My main concern is that I did not really make use of the assumption that $A_n$ and $A_m$ have no members in common if $m\neq n$.

That assumption is (implicitly) used in the definition of the function $f$. If $A_n$ and $A_m$ have members in common, $f$ is not well-defined.

 

[lordianed]

If AnA_n and AmA_m have members in common, ff is not well-defined.

Oh right, thanks Samy, I did not catch that

 

[geoffrey159]

Hi lordianed ! This exercise is very much like the previous one you put on PF a few days ago.
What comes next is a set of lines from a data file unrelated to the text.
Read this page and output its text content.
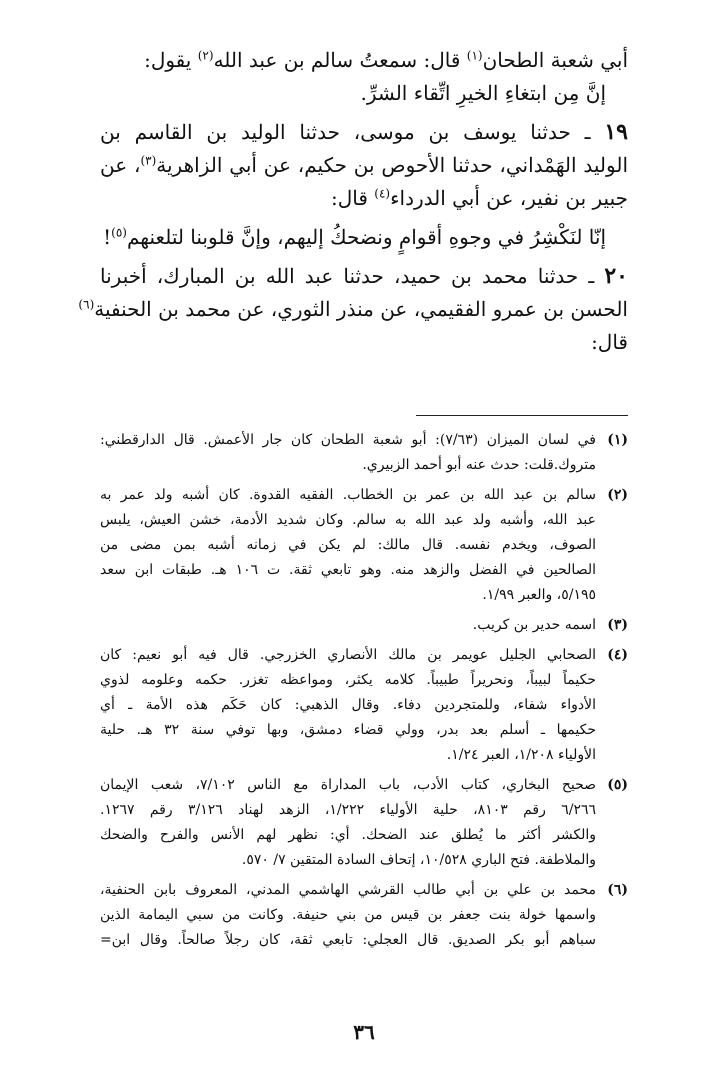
أبي شعبة الطحان$^{(١)}$ قال: سمعتُ سالم بن عبد الله$^{(٢)}$ يقول:

إنَّ مِن ابتغاءِ الخيرِ اتِّقاء الشرِّ.

١٩ ـ حدثنا يوسف بن موسى، حدثنا الوليد بن القاسم بن

الوليد الهَمْداني، حدثنا الأحوص بن حكيم، عن أبي الزاهرية$^{(٣)}$، عن

جبير بن نفير، عن أبي الدرداء$^{(٤)}$ قال:

إنّا لنَكْشِرُ في وجوهِ أقوامٍ ونضحكُ إليهم، وإنَّ قلوبنا لتلعنهم$^{(٥)}$!

٢٠ ـ حدثنا محمد بن حميد، حدثنا عبد الله بن المبارك، أخبرنا

الحسن بن عمرو الفقيمي، عن منذر الثوري، عن محمد بن الحنفية$^{(٦)}$

قال:

(١)
في لسان الميزان (٧/٦٣): أبو شعبة الطحان كان جار الأعمش. قال الدارقطني:
متروك.قلت: حدث عنه أبو أحمد الزبيري.
(٢)
سالم بن عبد الله بن عمر بن الخطاب. الفقيه القدوة. كان أشبه ولد عمر به
عبد الله، وأشبه ولد عبد الله به سالم. وكان شديد الأدمة، خشن العيش، يلبس
الصوف، ويخدم نفسه. قال مالك: لم يكن في زمانه أشبه بمن مضى من
الصالحين في الفضل والزهد منه. وهو تابعي ثقة. ت ١٠٦ هـ. طبقات ابن سعد
٥/١٩٥، والعبر ١/٩٩.
(٣)
اسمه حدير بن كريب.
(٤)
الصحابي الجليل عويمر بن مالك الأنصاري الخزرجي. قال فيه أبو نعيم: كان
حكيماً لبيباً، ونحريراً طبيباً. كلامه يكثر، ومواعظه تغزر. حكمه وعلومه لذوي
الأدواء شفاء، وللمتجردين دفاء. وقال الذهبي: كان حَكَم هذه الأمة ـ أي
حكيمها ـ أسلم بعد بدر، وولي قضاء دمشق، وبها توفي سنة ٣٢ هـ. حلية
الأولياء ١/٢٠٨، العبر ١/٢٤.
(٥)
صحيح البخاري، كتاب الأدب، باب المداراة مع الناس ٧/١٠٢، شعب الإيمان
٦/٢٦٦ رقم ٨١٠٣، حلية الأولياء ١/٢٢٢، الزهد لهناد ٣/١٢٦ رقم ١٢٦٧.
والكشر أكثر ما يُطلق عند الضحك. أي: نظهر لهم الأنس والفرح والضحك
والملاطفة. فتح الباري ١٠/٥٢٨، إتحاف السادة المتقين ٧/ ٥٧٠.
(٦)
محمد بن علي بن أبي طالب القرشي الهاشمي المدني، المعروف بابن الحنفية،
واسمها خولة بنت جعفر بن قيس من بني حنيفة. وكانت من سبي اليمامة الذين
سباهم أبو بكر الصديق. قال العجلي: تابعي ثقة، كان رجلاً صالحاً. وقال ابن=
٣٦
Assume that your function converges to a limit $\ell$ as $x\rightarrow a$. Assume that $a \in ]0,1[$ and adapt the definition for $a\in\{0,1\}$.

So you have,

$\forall \epsilon > 0,\ \exists\delta >0\ \forall x\in [0,1] \ ( x\in[ a - \delta , a + \delta ] \Rightarrow |f(x) - l | \le \epsilon)$

You need to show that in $[ a - \delta , a + \delta ]$, there is an element $x_0$ that belongs to none of the $A_n$. In which case $|\ell| = |f(x_0) - \ell | \le \epsilon$. That proves that if the limit exists, it has to be zero.

 

[lordianed]

Hi lordianed ! This exercise is very much like the previous one you put on PF a few days ago.

Assume that your function converges to a limit $\ell$ as $x\rightarrow a$. Assume that $a \in ]0,1[$ and adapt the definition for $a\in\{0,1\}$.

So you have,

$\forall \epsilon > 0,\ \exists\delta >0\ \forall x\in [0,1] \ ( x\in[ a - \delta , a + \delta ] \Rightarrow |f(x) - l | \le \epsilon)$

You need to show that in $[ a - \delta , a + \delta ]$, there is an element $x_0$ that belongs to none of the $A_n$. In which case $|\ell| = |f(x_0) - \ell | \le \epsilon$. That proves that if the limit exists, it has to be zero.

Thanks Geoffrey, I'll try that method too. However I asked to have my proof ripped apart so to say, I already have tried proving it and would love to see people point out any flaws in my argument in the original post.